Aesthetically, the new line of Alienware’s are quite nice. They certainly have that unique Alienware look, like they’re something that designed somewhere in the New Mexico desert by a skunk works effort. There’s a lot of hard edges, that sadly, can are ergonomically unfriendly, especially for someone like me who likes to lean a little on the keyboard. I found my wrists sore from leaning on the keyboard's hard edge. The touchpad also feels nice, and is responsive, but if you’re going to be doing some heavy gaming with it, an external mouse is a must; and again, it's affected by that hard edge, a gentle slope would have been much better. The RGB stuff is a fun gimmick, and one I hope lasts for future iterations. You can turn it off if it rubs you the wrong way, but you can do fun stuff like we did for our live streams and match the colours to your particular branding or style.
If you’re looking to get into gaming, and also are in the market for a PC, you can’t go wrong. Starting at 1599.99 CAD for the Alienware 15 is pretty amazing, you can add additional customization options, but the base unit is fantastic. When you compare the cost that to a new 4k tv, and gaming console, and the fact that this laptop can handle live streaming and killer video editing, it’s a winning package, and a competitive price.
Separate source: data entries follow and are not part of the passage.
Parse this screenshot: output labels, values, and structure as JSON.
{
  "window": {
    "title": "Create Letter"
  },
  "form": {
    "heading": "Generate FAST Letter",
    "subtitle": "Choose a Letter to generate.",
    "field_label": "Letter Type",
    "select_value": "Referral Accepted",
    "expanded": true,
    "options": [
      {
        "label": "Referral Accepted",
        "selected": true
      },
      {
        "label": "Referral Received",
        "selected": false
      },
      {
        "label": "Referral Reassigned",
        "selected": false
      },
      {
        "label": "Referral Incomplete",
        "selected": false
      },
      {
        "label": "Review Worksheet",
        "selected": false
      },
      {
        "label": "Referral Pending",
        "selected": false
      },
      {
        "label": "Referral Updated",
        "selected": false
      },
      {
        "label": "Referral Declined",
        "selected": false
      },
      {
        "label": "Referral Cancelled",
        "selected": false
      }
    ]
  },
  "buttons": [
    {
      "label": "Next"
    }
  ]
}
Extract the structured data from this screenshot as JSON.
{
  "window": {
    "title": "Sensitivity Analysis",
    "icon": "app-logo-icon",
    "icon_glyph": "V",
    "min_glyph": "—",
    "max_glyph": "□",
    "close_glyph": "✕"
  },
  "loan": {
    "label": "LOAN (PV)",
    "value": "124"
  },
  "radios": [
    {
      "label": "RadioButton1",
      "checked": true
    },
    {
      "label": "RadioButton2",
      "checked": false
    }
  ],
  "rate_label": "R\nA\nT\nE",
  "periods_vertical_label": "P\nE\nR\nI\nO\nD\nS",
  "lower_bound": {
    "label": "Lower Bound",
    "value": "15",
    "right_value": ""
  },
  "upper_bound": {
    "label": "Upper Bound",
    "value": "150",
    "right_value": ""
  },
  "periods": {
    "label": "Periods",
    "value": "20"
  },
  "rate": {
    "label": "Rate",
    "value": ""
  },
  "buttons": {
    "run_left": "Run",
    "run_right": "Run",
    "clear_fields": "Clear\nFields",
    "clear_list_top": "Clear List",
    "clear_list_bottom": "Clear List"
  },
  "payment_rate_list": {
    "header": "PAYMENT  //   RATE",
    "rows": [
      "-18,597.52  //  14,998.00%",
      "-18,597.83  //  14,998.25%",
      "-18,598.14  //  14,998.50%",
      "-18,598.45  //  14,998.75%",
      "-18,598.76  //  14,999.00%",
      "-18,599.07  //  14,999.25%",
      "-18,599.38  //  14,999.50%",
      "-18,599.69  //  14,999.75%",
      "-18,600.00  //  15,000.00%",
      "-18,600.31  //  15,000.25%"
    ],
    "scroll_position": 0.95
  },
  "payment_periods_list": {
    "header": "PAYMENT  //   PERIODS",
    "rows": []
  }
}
The Alienware 15 is a solid, well rounded, powerhouse. Especially if you’re looking into expanding your gaming experience into media editing and live streaming. It’s portability and small size make it a good competitor for desktops, and something you should seriously consider if space is at a premium in your living arrangement. It’s really opened my eyes about what the PC gaming experience has become.